Cornelis Klepper
Cornelis Klepper
Ingevolge art. 5.2 van de collectieve arbeidsovereenkomst voor het voortgezet onderwijs (CAO VO 2014-2015) heeft elke leraar met een eerstegraadsbevoegdheid die 50% of meer van zijn lessen binnen structurele formatie geeft in de bovenbouw havo/vwo vanaf 1 augustus 2014 recht op een LD-functie. Deze bepaling is erop gericht met name jonge docenten een extra carrièrekans te geven.1 In de praktijk leidt dit entreerecht echter tot veel geschillen, waarbij het beleid van de school vaak haaks staat op de verwachting van de betrokken docent. Hieronder zal ik aan de hand van enkele uitspraken van de commissie van beroep voor het voortgezet onderwijs schetsen hoe de problemen zich in de praktijk voordoen.
In een geschil tussen werkgever en werknemer da recent beslecht werd door de Commissie2 was de situatie als volgt: de docent was in een vast dienstverband sinds augustus 2006 met een betrekkingsomvang van 0,8 fte. Hij gaf Geschiedenislessen op basis van een eerstegraadsbevoegdheid, waarbij bij jarenlang voornamelijk de bovenbouw havo/vwo bediende. Op het moment dat het nieuwe rooster voor 2014-2015 werd vastgesteld bleek dat hem het recht op een LD-functie werd ontzegd doordat hij van de 23 lessen per week slechts 9 lessen in de bovenbouw kreeg toebedeeld. De docent stelde beroep in bij de Commissie. De school stelde zich in het verweerschrift op het standpunt dat de Commissie niet bevoegd was kennis te nemen van het beroep omdat dit niet gericht was tegen een voor beroep vatbare beslissing. Het ging immers om het vaststellen van een rooster, niet om het feitelijk weigeren van een LD-functie, volgens de school. Verder voerde de werkgever aan dat onverkorte uitvoering van de functiemix (waardoor meer docenten een LD-functie zouden krijgen) zou leiden tot een financieel tekort.

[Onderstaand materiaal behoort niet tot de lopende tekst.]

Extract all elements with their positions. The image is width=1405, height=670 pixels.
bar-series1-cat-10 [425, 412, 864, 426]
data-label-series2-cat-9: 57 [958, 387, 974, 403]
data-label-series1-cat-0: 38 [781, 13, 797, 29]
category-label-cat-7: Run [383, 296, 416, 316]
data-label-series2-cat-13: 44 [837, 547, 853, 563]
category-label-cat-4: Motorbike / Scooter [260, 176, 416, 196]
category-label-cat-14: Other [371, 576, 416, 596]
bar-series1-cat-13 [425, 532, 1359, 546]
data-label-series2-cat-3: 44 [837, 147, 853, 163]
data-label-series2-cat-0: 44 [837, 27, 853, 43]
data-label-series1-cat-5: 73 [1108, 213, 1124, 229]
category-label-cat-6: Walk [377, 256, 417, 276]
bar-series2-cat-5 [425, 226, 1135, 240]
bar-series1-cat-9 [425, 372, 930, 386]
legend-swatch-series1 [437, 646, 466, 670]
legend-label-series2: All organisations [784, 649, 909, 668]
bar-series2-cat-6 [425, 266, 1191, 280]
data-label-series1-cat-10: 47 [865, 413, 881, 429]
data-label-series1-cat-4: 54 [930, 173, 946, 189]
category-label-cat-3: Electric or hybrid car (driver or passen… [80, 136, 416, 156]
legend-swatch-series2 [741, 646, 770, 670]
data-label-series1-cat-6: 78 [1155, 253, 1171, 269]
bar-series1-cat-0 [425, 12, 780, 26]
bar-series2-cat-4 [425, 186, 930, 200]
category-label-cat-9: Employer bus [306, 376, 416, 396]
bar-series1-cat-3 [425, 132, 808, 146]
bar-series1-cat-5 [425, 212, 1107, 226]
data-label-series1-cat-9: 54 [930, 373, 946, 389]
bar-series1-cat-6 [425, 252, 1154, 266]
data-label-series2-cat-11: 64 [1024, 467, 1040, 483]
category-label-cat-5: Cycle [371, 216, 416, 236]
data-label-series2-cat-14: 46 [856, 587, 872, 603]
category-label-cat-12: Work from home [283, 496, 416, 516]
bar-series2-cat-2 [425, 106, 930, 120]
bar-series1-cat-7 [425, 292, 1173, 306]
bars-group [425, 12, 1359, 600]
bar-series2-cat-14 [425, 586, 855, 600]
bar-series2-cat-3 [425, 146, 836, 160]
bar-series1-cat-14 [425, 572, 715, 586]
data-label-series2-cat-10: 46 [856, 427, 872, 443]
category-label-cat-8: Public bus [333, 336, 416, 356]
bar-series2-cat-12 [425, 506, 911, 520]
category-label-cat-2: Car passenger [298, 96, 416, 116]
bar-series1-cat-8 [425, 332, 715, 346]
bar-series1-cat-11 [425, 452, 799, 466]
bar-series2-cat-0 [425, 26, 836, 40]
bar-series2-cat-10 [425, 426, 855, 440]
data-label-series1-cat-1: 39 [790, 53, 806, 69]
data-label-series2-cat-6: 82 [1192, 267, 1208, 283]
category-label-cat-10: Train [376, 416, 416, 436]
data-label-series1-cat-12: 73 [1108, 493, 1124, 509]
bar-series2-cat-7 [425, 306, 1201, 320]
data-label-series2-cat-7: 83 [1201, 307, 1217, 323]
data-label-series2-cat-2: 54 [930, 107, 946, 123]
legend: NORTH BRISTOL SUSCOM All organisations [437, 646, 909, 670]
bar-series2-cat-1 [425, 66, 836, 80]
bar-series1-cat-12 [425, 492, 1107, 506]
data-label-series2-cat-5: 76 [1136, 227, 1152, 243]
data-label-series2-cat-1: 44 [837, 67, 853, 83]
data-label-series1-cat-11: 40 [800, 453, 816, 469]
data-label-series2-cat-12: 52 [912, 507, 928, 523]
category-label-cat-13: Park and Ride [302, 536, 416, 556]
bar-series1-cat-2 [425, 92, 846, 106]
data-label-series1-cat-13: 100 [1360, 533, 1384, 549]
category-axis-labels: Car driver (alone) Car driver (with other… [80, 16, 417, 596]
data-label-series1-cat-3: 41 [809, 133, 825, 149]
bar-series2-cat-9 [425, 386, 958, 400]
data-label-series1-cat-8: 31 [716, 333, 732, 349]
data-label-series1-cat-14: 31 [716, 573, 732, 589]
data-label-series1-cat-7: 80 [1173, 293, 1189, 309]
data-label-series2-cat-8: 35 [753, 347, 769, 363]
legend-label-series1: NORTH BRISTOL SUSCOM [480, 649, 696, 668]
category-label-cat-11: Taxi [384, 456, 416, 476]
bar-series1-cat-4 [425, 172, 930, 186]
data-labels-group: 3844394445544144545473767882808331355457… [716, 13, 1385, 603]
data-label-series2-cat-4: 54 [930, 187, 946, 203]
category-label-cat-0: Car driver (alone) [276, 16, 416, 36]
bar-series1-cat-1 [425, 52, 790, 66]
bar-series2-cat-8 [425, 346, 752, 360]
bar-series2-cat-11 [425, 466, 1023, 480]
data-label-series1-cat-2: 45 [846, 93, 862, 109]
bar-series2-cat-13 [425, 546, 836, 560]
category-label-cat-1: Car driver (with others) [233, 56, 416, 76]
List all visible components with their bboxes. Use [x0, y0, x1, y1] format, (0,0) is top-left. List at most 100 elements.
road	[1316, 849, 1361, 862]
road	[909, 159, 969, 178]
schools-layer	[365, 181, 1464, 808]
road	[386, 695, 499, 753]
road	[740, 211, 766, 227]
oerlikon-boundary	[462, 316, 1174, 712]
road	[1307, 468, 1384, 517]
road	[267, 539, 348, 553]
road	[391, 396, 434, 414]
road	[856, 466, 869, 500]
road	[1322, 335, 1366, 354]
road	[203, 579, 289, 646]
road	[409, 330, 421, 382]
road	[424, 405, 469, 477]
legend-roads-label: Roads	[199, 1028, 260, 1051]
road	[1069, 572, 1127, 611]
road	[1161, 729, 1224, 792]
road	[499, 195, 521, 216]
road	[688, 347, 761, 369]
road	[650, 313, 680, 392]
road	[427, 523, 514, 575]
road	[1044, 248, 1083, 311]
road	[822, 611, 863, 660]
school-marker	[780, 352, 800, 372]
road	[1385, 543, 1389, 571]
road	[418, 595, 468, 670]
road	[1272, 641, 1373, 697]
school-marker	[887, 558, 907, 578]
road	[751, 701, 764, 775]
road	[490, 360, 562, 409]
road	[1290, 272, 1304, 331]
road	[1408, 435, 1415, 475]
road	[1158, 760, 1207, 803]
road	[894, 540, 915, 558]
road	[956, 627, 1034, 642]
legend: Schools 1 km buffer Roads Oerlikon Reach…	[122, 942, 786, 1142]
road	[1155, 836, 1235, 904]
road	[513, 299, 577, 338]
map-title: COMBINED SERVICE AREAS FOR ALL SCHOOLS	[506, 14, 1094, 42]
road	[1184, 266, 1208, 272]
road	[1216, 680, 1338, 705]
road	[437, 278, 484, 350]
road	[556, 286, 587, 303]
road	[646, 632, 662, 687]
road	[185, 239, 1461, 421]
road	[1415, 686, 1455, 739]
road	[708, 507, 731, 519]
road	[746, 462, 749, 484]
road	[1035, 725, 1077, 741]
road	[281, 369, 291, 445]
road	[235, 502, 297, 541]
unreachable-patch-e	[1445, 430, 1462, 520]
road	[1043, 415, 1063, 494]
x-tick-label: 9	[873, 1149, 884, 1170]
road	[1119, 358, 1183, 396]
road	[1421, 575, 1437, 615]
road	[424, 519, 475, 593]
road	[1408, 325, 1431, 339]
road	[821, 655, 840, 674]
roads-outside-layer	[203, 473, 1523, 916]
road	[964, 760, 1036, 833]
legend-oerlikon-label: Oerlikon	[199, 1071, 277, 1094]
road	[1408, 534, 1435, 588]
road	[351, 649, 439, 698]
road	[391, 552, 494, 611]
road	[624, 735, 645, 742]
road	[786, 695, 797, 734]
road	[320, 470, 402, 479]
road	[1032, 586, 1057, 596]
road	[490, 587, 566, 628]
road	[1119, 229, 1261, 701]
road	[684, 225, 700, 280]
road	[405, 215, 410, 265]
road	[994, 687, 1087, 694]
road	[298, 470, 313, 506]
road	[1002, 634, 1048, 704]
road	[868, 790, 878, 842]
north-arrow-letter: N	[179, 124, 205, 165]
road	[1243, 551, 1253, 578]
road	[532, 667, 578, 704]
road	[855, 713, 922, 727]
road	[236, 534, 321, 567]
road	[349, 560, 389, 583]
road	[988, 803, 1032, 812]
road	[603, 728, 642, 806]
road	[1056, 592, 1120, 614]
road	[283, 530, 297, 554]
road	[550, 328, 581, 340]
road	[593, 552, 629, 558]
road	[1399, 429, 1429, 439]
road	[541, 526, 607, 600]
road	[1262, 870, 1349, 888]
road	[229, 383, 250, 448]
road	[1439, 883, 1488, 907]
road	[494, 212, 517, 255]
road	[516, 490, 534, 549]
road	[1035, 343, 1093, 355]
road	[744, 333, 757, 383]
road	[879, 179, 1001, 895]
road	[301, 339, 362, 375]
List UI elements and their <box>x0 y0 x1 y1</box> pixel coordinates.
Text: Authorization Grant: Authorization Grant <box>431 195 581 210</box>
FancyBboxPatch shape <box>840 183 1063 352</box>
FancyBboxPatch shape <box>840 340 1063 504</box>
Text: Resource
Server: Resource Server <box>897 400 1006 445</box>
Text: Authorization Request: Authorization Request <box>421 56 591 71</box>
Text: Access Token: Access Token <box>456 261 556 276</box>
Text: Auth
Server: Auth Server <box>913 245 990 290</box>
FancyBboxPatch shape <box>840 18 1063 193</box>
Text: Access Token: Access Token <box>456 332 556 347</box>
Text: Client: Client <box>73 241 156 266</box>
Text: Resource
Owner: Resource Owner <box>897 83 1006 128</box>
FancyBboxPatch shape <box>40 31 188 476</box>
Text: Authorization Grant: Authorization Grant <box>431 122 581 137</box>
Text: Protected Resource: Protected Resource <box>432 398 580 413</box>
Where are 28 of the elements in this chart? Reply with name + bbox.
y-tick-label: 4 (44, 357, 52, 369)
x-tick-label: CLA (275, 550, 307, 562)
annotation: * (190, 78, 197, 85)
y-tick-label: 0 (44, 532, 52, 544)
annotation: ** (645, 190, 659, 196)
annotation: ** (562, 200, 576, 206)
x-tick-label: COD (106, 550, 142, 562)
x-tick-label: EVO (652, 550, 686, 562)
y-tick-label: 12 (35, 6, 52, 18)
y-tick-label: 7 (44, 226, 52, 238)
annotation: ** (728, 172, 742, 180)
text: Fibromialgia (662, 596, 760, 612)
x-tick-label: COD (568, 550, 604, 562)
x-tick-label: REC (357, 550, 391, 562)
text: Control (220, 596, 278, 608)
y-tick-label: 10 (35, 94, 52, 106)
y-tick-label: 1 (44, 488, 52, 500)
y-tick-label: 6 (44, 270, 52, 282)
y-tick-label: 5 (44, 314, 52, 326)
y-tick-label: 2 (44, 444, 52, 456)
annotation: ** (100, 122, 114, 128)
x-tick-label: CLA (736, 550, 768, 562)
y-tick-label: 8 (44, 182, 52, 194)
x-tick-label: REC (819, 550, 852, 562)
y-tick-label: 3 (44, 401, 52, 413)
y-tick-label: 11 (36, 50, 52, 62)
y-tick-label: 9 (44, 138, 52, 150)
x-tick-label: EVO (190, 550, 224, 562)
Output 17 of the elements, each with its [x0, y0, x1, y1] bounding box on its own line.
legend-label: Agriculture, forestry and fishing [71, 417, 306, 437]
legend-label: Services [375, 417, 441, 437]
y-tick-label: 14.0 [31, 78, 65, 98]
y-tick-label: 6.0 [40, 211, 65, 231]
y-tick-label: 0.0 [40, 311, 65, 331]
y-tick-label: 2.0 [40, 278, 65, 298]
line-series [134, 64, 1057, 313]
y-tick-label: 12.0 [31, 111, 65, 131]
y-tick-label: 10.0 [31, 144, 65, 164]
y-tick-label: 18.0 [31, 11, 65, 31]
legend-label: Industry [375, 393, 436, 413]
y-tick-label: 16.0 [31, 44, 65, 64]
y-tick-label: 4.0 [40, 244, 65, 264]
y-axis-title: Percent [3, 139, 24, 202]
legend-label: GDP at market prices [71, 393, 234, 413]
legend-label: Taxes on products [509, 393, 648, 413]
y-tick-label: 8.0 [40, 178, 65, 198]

De Commissie maakt korte metten met de verweren van de school en oordeelt echter dat ze wel degelijk bevoegd is kennis te nemen, en wel op grond van artikel 61 WVO jo en artikel 19 van de CAO VO. Aangaande het onthouden van de promotie stelt de Commissie dat de docent bij ongewijzigde lessentoedeling het entreerecht zou kunnen effectueren, waardoor hij gerechtvaardigd de verwachting had een LD-functie te kunnen krijgen. De vrijheid van de werkgever om het personeel in te zetten zoals zij dat wenst is daarbij begrensd door de verplichting een goed werkgever te zijn (artikel 7:611 BW). Concluderend stelt de Commissie dat de werkgever niet in redelijkheid de docent het entreerecht heeft kunnen onthouden door hem niet per 1 augustus 2014 in te delen in een LD-functie, waarmee zij het beroep gegrond verklaart.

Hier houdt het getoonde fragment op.